A lot of press release of the universities have a lot of exaggerations, burning the trust of the people. Before opening one here, I like to guess what is the real result and what is the bullshit part. I think that a complete ban of university press release here is too much, but I understand why the GP is annoyed.
i'm hoping it doesn't scale, honestly.
You're not worried? If it's for batteries? For sure they'll extract whatever they can.
(I checked, some deposits are old lakebeds like https://en.wikipedia.org/wiki/Salar_de_Uyuni and others are igneous.)
It's also possible - true, I bet - that all the car batteries and storage batteries 8 billion people could possibly use are equivalent to only a tiny fraction of all the lithium in the ocean, but it would be harder arithmetic to confirm that, as well as being irrelevant on account of land-based mines existing.
That still means there's billions of tons of lithium in the seas, though.
> The brine byproduct wreaks havoc on sea life when it’s deposited back into the ocean by raising the salt level and lowering oxygen in the water.
Managing return of concentrated brine should be entirely tractable in the literal ocean.
Ships (with long submerged pipes) would be prone to weather events and generally less reliable than an installed pipe. Perforation would be prone to clogging from build up so a nonstarter I would expect. Adding flex tubing and a relocation robot would be a maintenance headache as well. Not sure there is an easy optimization.
As for surface life, I'm no oceanographer, but is that really the most vulnerable place? The surface is where fresh water rain meets the ocean, so that would dilute the salinity during storms. However, there's nothing to say that another pump couldn't be pulling from the ocean and mixing the brine into that so it's diluted before and not just pouring brine straight into the ocean
Regardless, it is totally possible to reintroduce the brine back to the ocean in a way to not be a shock to the local area. We have just chosen to make it harder on ourselves for some illogical reason.

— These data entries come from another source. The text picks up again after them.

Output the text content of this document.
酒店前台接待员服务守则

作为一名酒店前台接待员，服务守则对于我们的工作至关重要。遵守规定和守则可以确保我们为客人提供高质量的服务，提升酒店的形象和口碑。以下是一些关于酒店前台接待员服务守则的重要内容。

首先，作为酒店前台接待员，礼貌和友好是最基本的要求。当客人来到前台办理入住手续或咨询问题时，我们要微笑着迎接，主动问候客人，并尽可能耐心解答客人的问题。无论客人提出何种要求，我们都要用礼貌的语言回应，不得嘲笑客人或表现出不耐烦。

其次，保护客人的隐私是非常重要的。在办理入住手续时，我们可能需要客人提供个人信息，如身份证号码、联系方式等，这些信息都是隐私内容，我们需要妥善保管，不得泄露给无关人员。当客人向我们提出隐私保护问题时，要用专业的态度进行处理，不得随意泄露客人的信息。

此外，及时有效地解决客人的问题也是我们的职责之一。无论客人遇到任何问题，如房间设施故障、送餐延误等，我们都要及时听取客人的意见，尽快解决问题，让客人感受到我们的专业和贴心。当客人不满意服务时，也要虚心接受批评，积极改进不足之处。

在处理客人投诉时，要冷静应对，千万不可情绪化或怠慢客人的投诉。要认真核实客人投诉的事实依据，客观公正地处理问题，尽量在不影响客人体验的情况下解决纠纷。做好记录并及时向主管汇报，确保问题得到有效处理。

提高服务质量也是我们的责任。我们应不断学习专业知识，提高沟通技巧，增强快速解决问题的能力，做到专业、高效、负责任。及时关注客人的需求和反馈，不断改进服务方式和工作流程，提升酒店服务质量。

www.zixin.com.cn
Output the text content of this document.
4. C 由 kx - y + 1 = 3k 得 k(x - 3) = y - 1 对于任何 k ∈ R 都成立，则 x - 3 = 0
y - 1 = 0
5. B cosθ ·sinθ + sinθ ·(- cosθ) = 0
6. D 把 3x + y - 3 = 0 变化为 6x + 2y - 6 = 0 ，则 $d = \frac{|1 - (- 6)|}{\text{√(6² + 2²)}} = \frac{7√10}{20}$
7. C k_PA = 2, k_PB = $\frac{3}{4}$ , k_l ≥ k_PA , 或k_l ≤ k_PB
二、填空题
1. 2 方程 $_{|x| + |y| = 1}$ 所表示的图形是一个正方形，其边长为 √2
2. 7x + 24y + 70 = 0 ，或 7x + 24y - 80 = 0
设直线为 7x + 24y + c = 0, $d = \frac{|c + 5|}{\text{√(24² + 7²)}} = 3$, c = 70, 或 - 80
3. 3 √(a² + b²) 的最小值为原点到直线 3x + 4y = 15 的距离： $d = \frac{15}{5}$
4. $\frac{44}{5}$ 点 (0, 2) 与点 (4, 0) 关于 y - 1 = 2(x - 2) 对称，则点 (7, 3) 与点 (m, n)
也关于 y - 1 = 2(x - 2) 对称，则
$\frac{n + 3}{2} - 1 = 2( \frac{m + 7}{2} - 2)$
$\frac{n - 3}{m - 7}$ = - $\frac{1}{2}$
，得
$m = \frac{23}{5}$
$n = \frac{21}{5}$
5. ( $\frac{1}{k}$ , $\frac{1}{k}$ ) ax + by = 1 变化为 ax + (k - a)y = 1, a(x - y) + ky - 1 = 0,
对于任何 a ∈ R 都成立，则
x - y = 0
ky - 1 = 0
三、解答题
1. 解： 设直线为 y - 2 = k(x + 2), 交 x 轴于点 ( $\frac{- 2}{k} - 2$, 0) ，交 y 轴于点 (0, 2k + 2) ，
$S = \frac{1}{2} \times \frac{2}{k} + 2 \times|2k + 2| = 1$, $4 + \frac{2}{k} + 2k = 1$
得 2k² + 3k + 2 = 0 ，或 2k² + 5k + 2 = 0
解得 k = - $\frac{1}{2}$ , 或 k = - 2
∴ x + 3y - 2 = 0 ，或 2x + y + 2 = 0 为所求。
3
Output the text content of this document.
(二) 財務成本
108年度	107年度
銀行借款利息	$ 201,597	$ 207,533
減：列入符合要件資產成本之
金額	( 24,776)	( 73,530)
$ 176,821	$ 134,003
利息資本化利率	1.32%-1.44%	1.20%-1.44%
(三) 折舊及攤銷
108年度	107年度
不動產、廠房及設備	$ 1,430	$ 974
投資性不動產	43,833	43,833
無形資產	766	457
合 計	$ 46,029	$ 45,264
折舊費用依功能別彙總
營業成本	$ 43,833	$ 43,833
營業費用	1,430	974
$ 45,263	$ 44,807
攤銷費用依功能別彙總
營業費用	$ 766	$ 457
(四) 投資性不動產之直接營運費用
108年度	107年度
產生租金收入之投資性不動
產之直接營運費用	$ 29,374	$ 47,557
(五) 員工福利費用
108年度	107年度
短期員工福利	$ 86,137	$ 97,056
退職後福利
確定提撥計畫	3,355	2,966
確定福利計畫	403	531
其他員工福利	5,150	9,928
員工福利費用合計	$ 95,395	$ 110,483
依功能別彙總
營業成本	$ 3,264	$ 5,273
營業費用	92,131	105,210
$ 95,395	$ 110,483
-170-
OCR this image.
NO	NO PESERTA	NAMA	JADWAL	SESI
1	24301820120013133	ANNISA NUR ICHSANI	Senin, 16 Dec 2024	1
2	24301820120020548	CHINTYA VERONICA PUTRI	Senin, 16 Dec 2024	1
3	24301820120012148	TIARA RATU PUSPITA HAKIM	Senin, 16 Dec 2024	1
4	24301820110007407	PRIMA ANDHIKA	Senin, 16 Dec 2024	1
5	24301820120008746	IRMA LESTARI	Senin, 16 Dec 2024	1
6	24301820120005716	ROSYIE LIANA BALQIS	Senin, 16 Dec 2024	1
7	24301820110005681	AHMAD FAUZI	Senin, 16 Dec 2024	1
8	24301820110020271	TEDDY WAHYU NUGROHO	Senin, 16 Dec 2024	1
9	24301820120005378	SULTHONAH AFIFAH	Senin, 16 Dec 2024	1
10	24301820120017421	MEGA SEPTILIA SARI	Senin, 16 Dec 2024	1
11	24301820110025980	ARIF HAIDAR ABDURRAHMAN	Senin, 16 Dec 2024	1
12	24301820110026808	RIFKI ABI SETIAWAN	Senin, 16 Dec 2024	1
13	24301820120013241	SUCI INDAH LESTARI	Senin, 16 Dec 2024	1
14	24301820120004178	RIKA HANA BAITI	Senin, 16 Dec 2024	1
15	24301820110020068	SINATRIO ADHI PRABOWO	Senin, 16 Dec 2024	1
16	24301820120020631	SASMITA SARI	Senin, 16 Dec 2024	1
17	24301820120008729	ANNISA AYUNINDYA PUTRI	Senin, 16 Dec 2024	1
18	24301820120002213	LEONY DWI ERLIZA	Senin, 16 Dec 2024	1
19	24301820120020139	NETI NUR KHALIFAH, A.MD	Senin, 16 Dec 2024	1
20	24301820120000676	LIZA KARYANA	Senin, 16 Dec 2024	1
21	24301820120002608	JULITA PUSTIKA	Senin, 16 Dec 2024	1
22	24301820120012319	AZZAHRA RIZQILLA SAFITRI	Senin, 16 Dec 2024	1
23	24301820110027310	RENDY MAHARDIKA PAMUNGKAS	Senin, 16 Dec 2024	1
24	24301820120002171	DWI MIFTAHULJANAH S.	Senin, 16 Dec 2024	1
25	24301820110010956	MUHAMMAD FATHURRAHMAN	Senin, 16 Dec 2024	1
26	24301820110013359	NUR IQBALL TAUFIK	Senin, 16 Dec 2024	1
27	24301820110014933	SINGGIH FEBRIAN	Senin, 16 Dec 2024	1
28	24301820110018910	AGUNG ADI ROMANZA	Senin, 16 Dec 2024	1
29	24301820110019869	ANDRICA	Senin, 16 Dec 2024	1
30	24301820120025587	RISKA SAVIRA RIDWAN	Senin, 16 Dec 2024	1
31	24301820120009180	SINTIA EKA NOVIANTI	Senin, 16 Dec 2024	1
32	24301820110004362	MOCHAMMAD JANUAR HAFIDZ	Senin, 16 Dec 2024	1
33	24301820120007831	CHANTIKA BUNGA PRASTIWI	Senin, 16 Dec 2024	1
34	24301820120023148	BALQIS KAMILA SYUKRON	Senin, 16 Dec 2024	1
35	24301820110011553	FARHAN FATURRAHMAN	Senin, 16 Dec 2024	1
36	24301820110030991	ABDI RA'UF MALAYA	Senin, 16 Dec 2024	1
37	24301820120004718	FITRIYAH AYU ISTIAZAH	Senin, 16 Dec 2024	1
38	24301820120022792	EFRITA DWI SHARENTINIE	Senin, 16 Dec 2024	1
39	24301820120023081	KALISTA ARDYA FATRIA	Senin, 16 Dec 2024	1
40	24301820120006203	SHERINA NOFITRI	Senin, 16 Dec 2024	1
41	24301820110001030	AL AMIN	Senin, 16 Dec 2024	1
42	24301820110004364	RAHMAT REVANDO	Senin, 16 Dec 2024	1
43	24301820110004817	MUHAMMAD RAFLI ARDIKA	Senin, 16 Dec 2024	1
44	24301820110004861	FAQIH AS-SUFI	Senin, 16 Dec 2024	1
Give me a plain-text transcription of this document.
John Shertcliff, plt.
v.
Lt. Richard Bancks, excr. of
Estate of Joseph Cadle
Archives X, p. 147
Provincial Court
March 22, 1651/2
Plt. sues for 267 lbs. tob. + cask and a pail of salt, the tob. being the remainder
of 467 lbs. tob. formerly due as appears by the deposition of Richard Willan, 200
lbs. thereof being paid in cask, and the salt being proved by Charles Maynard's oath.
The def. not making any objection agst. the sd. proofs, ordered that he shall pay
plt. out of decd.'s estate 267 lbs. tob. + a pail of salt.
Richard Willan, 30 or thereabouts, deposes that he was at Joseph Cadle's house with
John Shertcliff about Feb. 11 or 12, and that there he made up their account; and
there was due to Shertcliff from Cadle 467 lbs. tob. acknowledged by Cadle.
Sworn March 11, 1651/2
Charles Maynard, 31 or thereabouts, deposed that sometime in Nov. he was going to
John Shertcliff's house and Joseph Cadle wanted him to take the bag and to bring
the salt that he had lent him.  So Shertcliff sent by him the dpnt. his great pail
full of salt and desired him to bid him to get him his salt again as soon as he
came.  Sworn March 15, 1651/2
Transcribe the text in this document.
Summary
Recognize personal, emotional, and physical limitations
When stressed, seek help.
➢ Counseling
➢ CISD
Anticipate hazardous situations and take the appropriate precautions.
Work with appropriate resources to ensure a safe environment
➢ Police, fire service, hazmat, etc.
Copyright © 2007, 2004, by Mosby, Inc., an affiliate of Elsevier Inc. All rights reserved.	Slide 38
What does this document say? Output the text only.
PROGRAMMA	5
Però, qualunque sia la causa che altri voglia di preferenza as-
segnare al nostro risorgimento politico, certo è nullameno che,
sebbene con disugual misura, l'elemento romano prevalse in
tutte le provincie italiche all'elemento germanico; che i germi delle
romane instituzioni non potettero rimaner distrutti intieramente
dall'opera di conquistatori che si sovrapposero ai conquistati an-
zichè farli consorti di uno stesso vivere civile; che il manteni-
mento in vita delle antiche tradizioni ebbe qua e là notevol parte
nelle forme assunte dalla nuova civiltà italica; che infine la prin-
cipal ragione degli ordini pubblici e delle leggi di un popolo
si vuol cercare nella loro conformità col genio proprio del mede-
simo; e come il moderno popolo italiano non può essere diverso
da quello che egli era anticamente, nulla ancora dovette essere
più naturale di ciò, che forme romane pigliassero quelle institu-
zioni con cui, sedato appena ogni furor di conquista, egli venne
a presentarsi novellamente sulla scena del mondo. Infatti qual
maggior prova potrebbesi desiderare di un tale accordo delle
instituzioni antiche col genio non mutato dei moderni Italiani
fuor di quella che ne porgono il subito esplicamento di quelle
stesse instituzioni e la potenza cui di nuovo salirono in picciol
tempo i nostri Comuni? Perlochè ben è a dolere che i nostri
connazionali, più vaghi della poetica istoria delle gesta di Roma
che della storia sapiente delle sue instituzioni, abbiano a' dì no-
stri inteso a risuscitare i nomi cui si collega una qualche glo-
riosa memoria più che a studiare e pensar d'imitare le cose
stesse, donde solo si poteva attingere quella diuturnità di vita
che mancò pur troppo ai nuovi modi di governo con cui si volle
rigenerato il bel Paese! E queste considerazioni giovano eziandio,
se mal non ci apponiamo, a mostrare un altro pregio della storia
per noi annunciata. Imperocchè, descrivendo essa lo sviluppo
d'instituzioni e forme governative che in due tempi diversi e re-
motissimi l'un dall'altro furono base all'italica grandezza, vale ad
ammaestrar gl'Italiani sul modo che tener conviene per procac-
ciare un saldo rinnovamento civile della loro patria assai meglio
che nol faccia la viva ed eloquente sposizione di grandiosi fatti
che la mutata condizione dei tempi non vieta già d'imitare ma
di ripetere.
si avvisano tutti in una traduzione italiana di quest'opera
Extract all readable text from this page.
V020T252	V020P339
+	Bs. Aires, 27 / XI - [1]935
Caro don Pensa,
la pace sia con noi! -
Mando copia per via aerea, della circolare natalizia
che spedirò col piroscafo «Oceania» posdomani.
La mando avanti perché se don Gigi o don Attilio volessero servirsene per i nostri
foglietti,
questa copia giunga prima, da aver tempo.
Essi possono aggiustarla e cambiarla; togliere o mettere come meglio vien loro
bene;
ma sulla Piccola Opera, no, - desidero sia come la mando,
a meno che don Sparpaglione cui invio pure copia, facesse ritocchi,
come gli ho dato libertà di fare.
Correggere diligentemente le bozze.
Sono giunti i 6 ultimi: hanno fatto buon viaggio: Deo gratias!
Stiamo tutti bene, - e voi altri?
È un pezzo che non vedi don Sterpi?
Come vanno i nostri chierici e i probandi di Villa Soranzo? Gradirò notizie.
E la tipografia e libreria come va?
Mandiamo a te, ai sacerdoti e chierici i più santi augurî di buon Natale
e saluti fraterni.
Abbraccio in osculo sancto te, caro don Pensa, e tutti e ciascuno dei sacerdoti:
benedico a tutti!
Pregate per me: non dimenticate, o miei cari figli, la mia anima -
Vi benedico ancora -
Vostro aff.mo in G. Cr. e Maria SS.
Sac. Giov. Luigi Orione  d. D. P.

Alternatively, in the absence of sensible regulations a cutthroat operator devoid of ethics constructs a plant that dumps concentrated brine in the immediate vicinity because that's the cheapest approach. Then reactionary elements raise talking points about environmental damage and pretend that it's a difficult problem to solve. Business as usual.
It’s obvious you can safely put salt back into the ocean with enough dilution. I bet a middle schooler could design a system to do it.